Kuruluşundan iki yıl sonra çıkardığı bir yasayla Filistinlilerin mallarına el koyan İsrail, bu insanlara vatanlarına geri dönüş hakkı da tanımıyor.
Batı Şeria ve Gazze Şeridi'ndeki mülteci kamplarının yanı sıra başta Suriye, Lübnan ve Ürdün olmak üzere dünyanın çeşitli bölgelerinde vatanlarından uzakta hayat süren Filistinliler ise yüzlerinin hala "çalınan cennet" olarak tanımladıkları Filistin'e dönük olduğunu her fırsatta dile getiriyor.
Vatanlarında kalmayı başaran ve daha sonra İsrail vatandaşı olan Filistinlilerin sayısı ise bugün 2 milyonu buluyor.

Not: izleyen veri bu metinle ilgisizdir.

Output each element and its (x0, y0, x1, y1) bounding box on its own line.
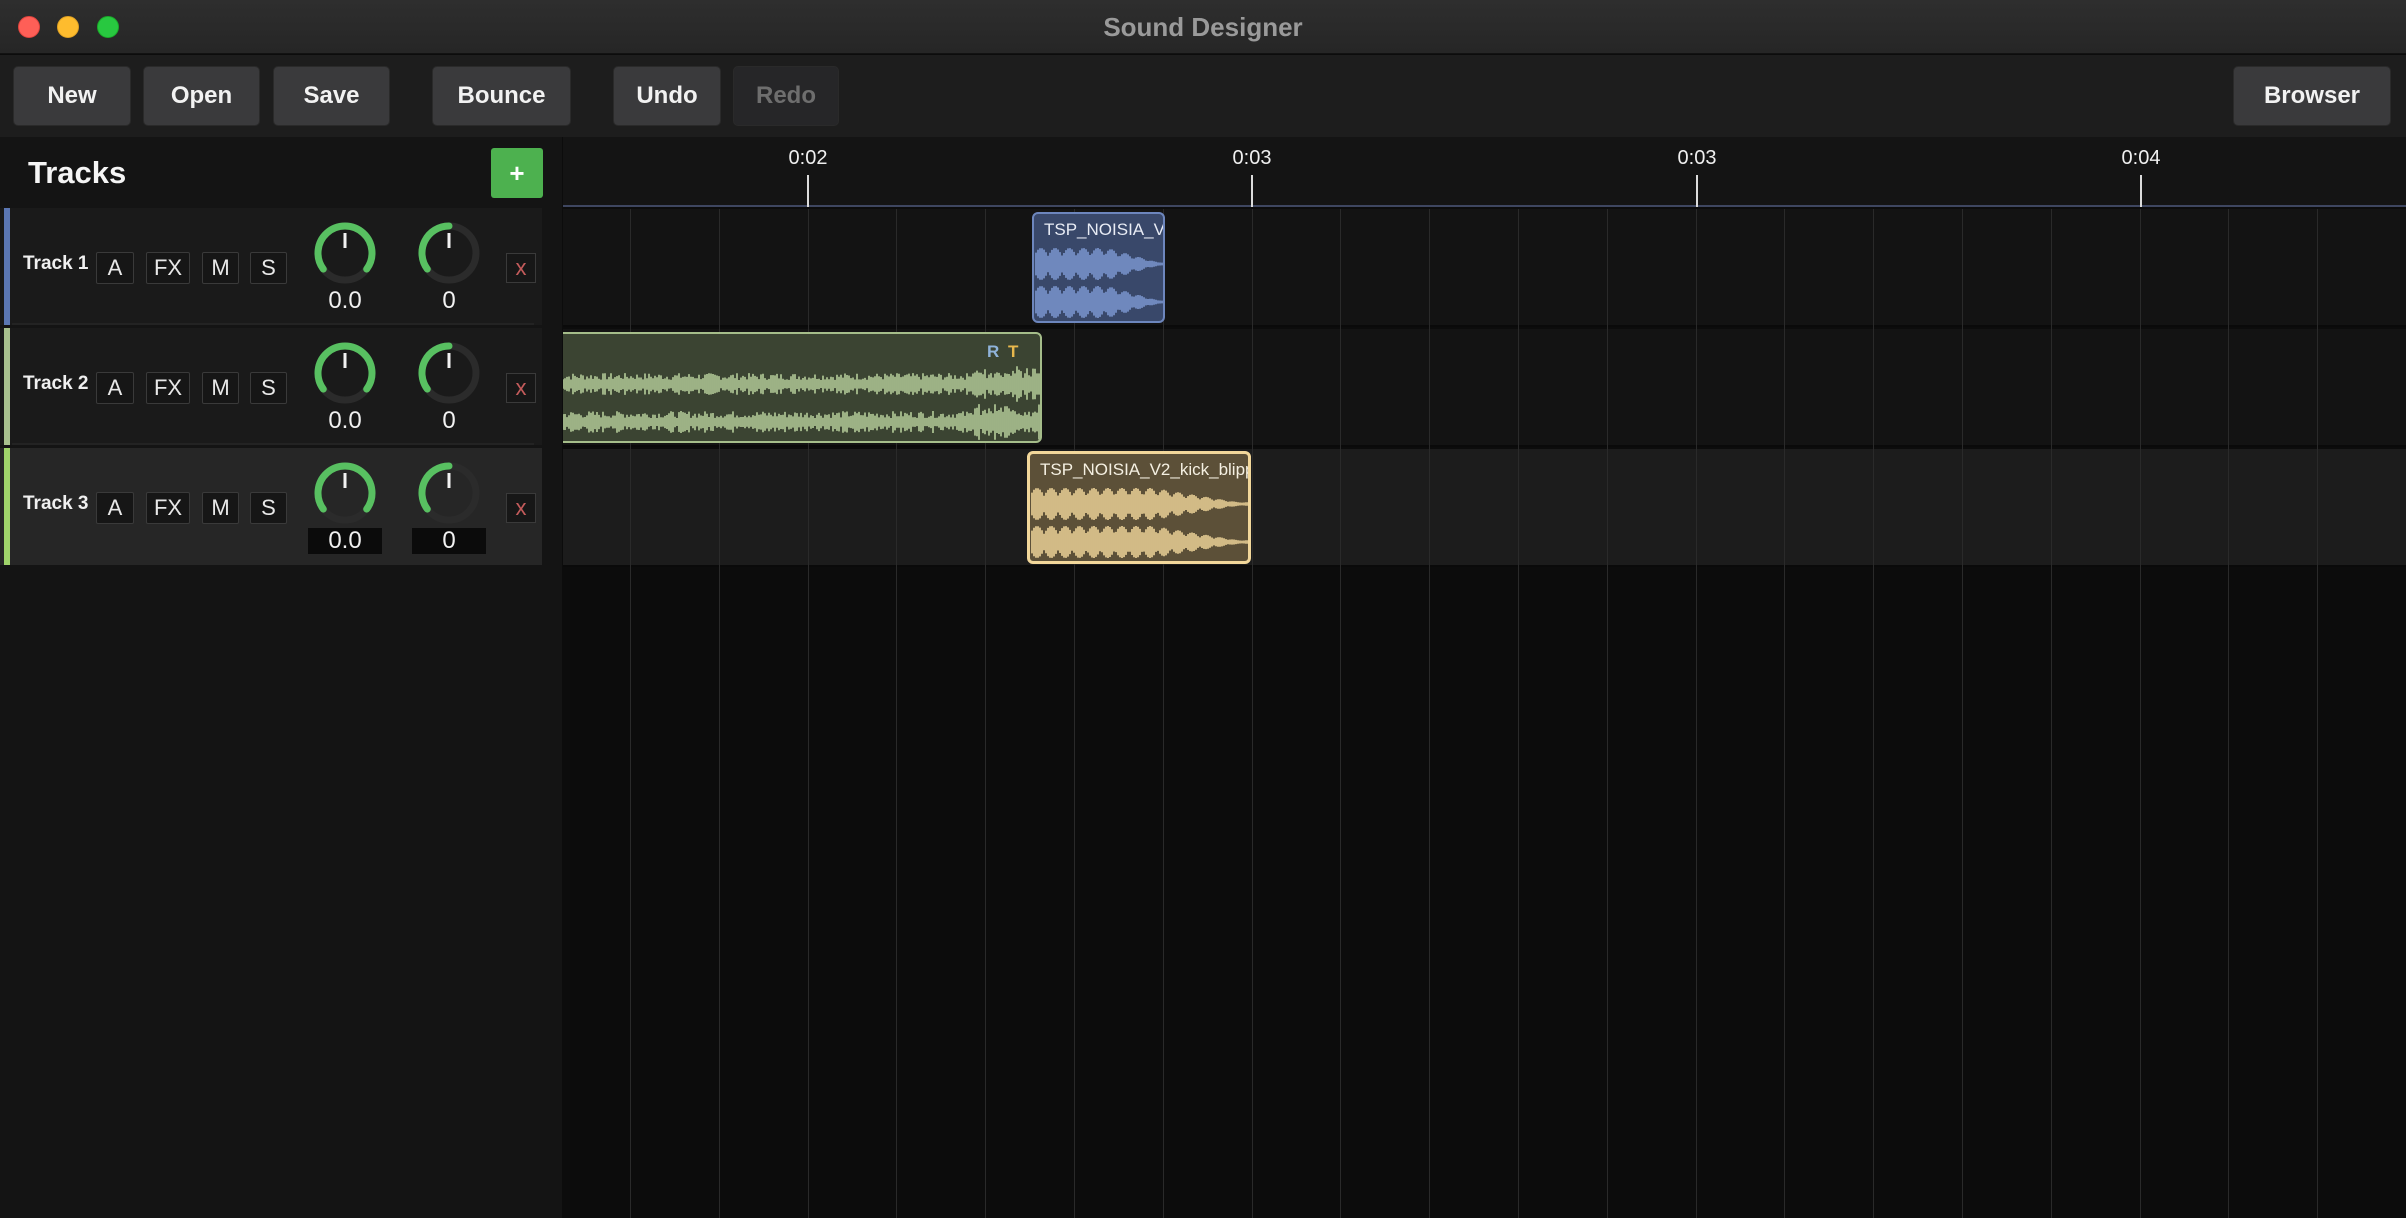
track-name: Track 1 (23, 253, 89, 274)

İsrail'in yaklaşık 16 yıldır hava, kara ve denizden uyguladığı sıkı abluka altında bulunan yaklaşık 2 milyon kişinin yaşadığı Gazze Şeridi, büyük bir insani krize sahne oluyor. Seyahat özgürlüğü olmayan Gazze halkı, çok istisnai durumlar hariç Gazze dışına çıkamıyor.
İsrail ordusunun 1967'den beri işgal altında tuttuğu Batı Şeria'da yaşayan 3 milyon civarındaki Filistinli etraflarına örülen Ayrım Duvarı ile Kudüs ve diğer birçok tarihi Filistin bölgesinden koparılmış durumda.
İşgal politikası çerçevesinde buraya yerleştirilen ve sayıları yarım milyonu bulan Yahudi yerleşimciler de Filistinlilere sık sık saldırılar düzenliyor. İsrail'in 1980 yılında yasa dışı olarak ilhak ettiği işgal altındaki Doğu Kudüs'te ise 200 bin civarında Yahudi yerleşimci bulunuyor.